In a horror movie or suspense thriller, the above saying might have a more fearful, ominous or foreboding tone, but etched into a nineteenth-century gravestone, it means that the loved one is waiting to either reunite with family members in heaven or lying in wait for the coming of the Lord. Unfortunately, to some it was a sign that a spectral ghoul resided beneath, and so a legend was born.
Believe it or not, one of the most famous Rhode Island vampires was never disinterred, or even suspected of vampirism, although she was exhumed from the family burial lot and reinterred in the public cemetery at the corner of Plain and Liberty Hill Road on October 26, 1889, when the family sold their farm. Other than that, she remained anonymous; that is, until a group of legend-trippers stumbled upon her grave in the 1960s.
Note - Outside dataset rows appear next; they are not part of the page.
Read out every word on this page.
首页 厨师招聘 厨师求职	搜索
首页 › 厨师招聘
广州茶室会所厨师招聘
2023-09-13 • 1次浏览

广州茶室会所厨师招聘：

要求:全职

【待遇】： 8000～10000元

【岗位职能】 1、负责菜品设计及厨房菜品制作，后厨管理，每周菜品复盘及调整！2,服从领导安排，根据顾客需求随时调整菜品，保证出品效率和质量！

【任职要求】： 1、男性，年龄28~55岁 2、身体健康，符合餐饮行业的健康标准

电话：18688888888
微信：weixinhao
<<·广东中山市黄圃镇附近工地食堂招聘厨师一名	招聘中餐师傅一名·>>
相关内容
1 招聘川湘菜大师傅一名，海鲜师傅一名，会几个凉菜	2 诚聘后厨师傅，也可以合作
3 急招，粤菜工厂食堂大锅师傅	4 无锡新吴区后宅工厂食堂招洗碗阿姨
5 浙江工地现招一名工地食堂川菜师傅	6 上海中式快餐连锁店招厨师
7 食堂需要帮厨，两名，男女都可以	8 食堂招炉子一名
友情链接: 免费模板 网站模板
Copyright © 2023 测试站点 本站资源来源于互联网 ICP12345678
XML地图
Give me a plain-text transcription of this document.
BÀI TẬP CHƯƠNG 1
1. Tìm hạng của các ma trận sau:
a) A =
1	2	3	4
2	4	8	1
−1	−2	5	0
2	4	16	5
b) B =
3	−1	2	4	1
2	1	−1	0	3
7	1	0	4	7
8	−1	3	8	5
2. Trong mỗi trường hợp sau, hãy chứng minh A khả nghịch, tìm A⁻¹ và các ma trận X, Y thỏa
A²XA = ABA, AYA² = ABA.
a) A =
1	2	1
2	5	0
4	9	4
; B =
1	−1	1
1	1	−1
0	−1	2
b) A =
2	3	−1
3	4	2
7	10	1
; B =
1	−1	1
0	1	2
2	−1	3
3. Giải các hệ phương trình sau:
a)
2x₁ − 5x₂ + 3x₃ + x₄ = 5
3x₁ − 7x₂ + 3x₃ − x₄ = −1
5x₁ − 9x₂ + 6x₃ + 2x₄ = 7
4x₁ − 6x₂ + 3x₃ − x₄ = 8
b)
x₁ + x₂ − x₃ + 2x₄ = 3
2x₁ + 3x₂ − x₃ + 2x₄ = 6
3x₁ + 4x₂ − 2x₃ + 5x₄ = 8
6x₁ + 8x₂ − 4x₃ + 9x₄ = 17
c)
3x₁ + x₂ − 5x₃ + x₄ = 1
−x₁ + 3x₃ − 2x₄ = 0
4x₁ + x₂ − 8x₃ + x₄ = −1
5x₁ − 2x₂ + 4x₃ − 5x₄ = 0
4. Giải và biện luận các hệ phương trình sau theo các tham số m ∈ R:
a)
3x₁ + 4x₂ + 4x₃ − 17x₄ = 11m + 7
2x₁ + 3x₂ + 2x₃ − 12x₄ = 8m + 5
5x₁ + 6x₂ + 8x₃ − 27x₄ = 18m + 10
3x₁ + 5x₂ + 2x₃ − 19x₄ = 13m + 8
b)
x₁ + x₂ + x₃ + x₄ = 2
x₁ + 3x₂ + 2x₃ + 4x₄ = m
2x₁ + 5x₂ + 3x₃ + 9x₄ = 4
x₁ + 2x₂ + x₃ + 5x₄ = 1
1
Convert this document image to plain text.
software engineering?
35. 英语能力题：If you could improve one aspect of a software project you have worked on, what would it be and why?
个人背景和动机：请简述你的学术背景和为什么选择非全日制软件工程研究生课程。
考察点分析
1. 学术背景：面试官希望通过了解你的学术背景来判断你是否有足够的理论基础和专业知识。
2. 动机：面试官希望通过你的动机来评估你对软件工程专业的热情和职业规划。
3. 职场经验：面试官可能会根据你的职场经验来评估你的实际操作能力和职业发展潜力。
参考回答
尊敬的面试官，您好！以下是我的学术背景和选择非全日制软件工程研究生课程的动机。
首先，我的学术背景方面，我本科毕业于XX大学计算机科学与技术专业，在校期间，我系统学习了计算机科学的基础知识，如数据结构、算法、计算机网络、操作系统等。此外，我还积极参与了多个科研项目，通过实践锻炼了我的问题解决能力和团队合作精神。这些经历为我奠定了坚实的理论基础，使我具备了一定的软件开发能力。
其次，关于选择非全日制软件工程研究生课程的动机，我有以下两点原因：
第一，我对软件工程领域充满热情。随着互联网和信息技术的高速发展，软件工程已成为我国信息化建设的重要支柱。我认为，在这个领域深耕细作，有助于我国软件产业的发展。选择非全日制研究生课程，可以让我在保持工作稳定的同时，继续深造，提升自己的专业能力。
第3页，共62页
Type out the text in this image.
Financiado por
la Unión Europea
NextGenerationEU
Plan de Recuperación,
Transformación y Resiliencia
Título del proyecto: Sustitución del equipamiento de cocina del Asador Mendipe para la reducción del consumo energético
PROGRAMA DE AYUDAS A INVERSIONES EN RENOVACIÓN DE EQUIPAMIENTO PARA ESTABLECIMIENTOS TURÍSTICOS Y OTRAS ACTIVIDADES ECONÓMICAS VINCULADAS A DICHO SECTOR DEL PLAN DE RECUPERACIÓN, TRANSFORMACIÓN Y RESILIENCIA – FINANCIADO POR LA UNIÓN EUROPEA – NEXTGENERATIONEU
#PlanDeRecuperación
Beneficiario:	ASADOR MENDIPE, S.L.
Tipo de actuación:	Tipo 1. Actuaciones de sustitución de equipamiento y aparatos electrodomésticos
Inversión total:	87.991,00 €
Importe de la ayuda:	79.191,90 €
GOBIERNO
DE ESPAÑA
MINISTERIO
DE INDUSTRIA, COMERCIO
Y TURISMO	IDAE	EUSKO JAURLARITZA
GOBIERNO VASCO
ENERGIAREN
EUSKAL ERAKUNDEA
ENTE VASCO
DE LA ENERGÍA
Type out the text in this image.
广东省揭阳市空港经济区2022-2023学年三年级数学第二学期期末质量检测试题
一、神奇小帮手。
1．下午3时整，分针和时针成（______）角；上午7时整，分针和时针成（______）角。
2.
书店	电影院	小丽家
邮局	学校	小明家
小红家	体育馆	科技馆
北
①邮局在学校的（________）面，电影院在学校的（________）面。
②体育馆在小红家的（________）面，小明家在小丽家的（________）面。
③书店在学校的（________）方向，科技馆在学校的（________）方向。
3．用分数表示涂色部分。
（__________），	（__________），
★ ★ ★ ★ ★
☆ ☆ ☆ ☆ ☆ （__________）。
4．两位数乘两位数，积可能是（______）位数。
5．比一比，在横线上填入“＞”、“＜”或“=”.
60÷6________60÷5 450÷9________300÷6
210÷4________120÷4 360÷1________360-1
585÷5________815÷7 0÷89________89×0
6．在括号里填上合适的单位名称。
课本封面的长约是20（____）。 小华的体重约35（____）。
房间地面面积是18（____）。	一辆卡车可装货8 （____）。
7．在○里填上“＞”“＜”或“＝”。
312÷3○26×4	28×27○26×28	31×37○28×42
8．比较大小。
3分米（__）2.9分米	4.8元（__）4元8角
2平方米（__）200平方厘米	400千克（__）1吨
Nellie Louise Vaughn died on March 31, 1889, at the age of nineteen, presumably of pneumonia, not consumption. She was first buried in the family lot on her farm. Small, private family plots were very common in Rhode Island and, in some cases, are still in use to this day. Families who have owned the same land for centuries have their own private cemeteries where they can someday be buried with their ancestors.
The legend was born when, as the story goes, a Coventry teacher told his or her students about the vampire grave, just off Route 102 in South County, of a nineteen-year-old girl who died in the late 1800s. The teacher never gave a name or exact location. It can be assumed that this particular teacher was referring to Mercy Brown but could not remember, or did not know, the girl’s name. Either way, a group of classmates gathered together one night to find the grave of the vampire. How they came upon the historical cemetery behind the Plain Meetinghouse is another matter of mystery. Perhaps they had an atlas with the cemeteries marked and began a tour of each one, looking for telltale signs of a nosferatu, or maybe one of the legend-trippers already knew of the graveyard.
It did not take long for the seekers of the unknown to find what convinced them that their search was over. Just inside the cemetery sat Nellie’s stone with the now-famous inscription. Nellie’s age at the time of death and the date of her death closely matched the teacher’s description, and another Rhode Island vampire was born.
Since then, countless people have paid a visit to the graveyard looking for the grave site where, as legend states, no moss, lichen or grass will grow. It was also related that the grave continues to sink into the earth. There is no stone marking her plot, as it has been removed and stored away in an undisclosed location for preservation. Nellie’s grave site appears to be well tended with grass and is not sinking, as legend has proclaimed. There are a few areas in the burial yard where people claim she is buried, and all of them, for the most part, have plenty of vegetation on them. Unfortunately, the cemetery has been subject to much vandalism—so much so that there is a neighborhood watch, as well as police patrols on a regular basis.
There were also claims by certain paranormal groups that Nellie was buried alive, but no evidence to substantiate that assertion has ever been produced. Neither has there ever been any evidence that she may have been accused of vampirism during her time. Another recent aspect of the Nellie Vaughn saga involves the alleged sighting of a young woman in the graveyard and an ethereal voice emanating from nowhere saying, “I am perfectly pleasant.” In the book New England Ghost Files, Charles T. Robinson states that people have heard the words echo through the air while in the cemetery and have spotted the visage of a young woman near the grave of Nellie Vaughn.
Acclaimed author and paranormal investigator Christopher Balzano once stated that we have a tendency to immediately blame a haunting on the most famous person who lived in or passed through the area. Unfortunately, there is no indubitable evidence on the paranormal side to support that, even if there is a voice calling out to the visitors, it is actually Nellie’s. We already know she was never accused of being one of the spectral visitors blamed for sucking the life from family members in the eighteenth and nineteenth centuries. If anything, there is a beautiful historical cemetery and meetinghouse that should be left alone and respected. There is no need to waste your time traveling four miles up a winding road to see, well, nothing.
If you decide to visit the cemetery, please respect all rules and regulations regarding the cemetery and the historical meetinghouse.